The ruling on the court was that Ellis had made contact with Smith who was attempting a desperation three that had no chance of going in. Replays and pictures confirmed that Ellis forced Smith into a much more difficult shot, Ellis made no contact with Smith. 

Smith went to the line calmly made all the free throws and the Nuggets won the game. It's a wonder how Stern can even open his mouth and advise coaches and players to keep their mouths shut! 

Andris Biedrins of the Warriors has one of the hardest times staying out on the court because of foul trouble. He's been in the league for a while now and you would figure that he'd get some respect from NBA referees. 

But, Biedrins doesn't get any. There's been countless times that Biedrins is in a good defensive position puts his hands straight up in the air as the offensive player makes his move there will be no contact created by Biedrins yet the offensive player will create it and Biedrins will be called for a foul. Even though there was no foul period on the play. 

Rarely does Biedrins get upset about the calls because whats' the use? He's been in the league now six years and he'll probably never get the benefit of the doubt. The question is how come Biedrins is never entitled to his space, but if it was any other post defender there would be no foul call at all? 

One of the biggest concerns the league should have, but will probably never fix, is the assumption that contact is going to be made. It happens a lot and there can be a play where a referee is standing right in front of the action and not make a call because there's no call to be made because there was no contact between the players, but a referee from the other side of the court makes a call that doesn't exist. 

Probably the worst issue with the NBA though is the "superstar call." Pretty much any big name player can get away with anything or they get the "ticky-tack" foul calls that if that same defender turns around and is the offensive player and the same thing happened while the superstar is guarding him there's no call. 

In no other sport are superstars babied as they are in the NBA. In baseball a strike is a strike, an out is an out, etc. The NFL doesn't have very many issues with their officials. Sure some calls are more questionable then others, but the referees do a great job. In hockey it's the same thing; the referees do a great job as well. The only sport continually lagging behind is basketball. 

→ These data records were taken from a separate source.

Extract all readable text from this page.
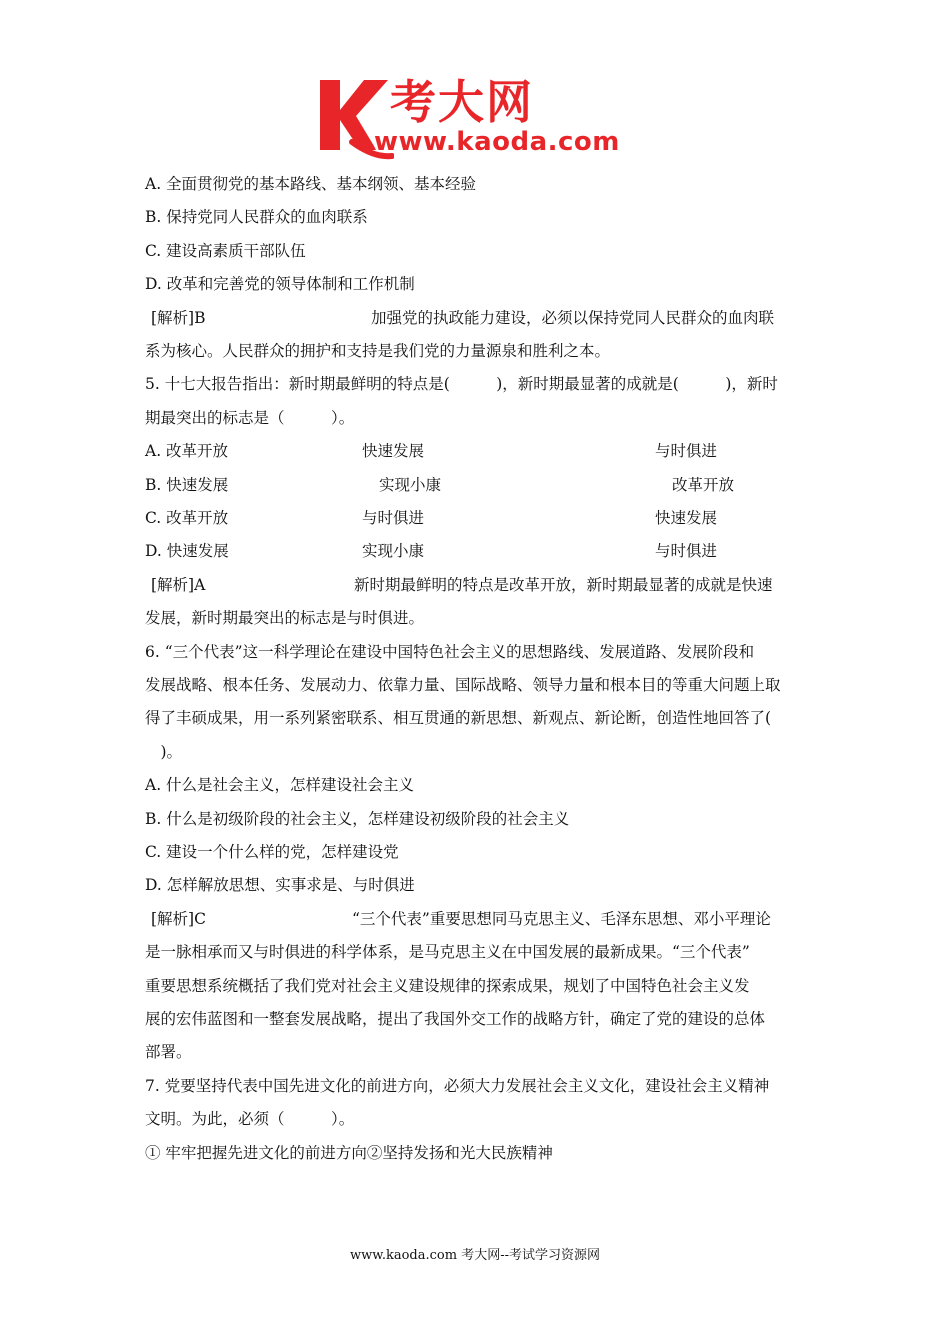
考大网
www.kaoda.com
A. 全面贯彻党的基本路线、基本纲领、基本经验
B. 保持党同人民群众的血肉联系
C. 建设高素质干部队伍
D. 改革和完善党的领导体制和工作机制
[解析]B	加强党的执政能力建设，必须以保持党同人民群众的血肉联
系为核心。人民群众的拥护和支持是我们党的力量源泉和胜利之本。
5. 十七大报告指出：新时期最鲜明的特点是(　　　)，新时期最显著的成就是(　　　)，新时
期最突出的标志是（　　　）。
A. 改革开放	快速发展	与时俱进
B. 快速发展	实现小康	改革开放
C. 改革开放	与时俱进	快速发展
D. 快速发展	实现小康	与时俱进
[解析]A	新时期最鲜明的特点是改革开放，新时期最显著的成就是快速
发展，新时期最突出的标志是与时俱进。
6. “三个代表”这一科学理论在建设中国特色社会主义的思想路线、发展道路、发展阶段和
发展战略、根本任务、发展动力、依靠力量、国际战略、领导力量和根本目的等重大问题上取
得了丰硕成果，用一系列紧密联系、相互贯通的新思想、新观点、新论断，创造性地回答了(
　)。
A. 什么是社会主义，怎样建设社会主义
B. 什么是初级阶段的社会主义，怎样建设初级阶段的社会主义
C. 建设一个什么样的党，怎样建设党
D. 怎样解放思想、实事求是、与时俱进
[解析]C	“三个代表”重要思想同马克思主义、毛泽东思想、邓小平理论
是一脉相承而又与时俱进的科学体系，是马克思主义在中国发展的最新成果。“三个代表”
重要思想系统概括了我们党对社会主义建设规律的探索成果，规划了中国特色社会主义发
展的宏伟蓝图和一整套发展战略，提出了我国外交工作的战略方针，确定了党的建设的总体
部署。
7. 党要坚持代表中国先进文化的前进方向，必须大力发展社会主义文化，建设社会主义精神
文明。为此，必须（　　　）。
① 牢牢把握先进文化的前进方向②坚持发扬和光大民族精神
www.kaoda.com 考大网--考试学习资源网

One of the biggest annoyances with NBA refs as well is if team A starts off the game defending team B a little more physically than what team B is used to. With the physical style of play team B struggles and begins complaining to the referees. 

As the game progresses into the second quarter a technical foul will be called on team B for complaining too much about a lack of a calsl because of team A's ability to play physically. 

Before leaving the court for half time team B's coach will talk to the referees about the way team A plays. So, as the third quarter beings the referees begin to start calling fouls on team A that the referees would not have been calling before. So, team A begins to get upset with the referees about the calls and that means there's really no consistency to any of the calls made by the referees. 

It's a slap in the face to NBA fans hearing Stern state that warning. Why? Because who else will let the NBA know that the referees are not doing their jobs? Fans can't do anything except go onto NBA.com find the officials link and e-mail the league the complaint, but it's all a big sham. The NBA doesn't care about what the fans think about the referees? 

Stern still believes that the NBA referees are the best in the business. The sad part is they are the absolute worst and until something changes NBA fans are going to be stuck with the officiating getting worse and worse because there's not going to be any way stop to it.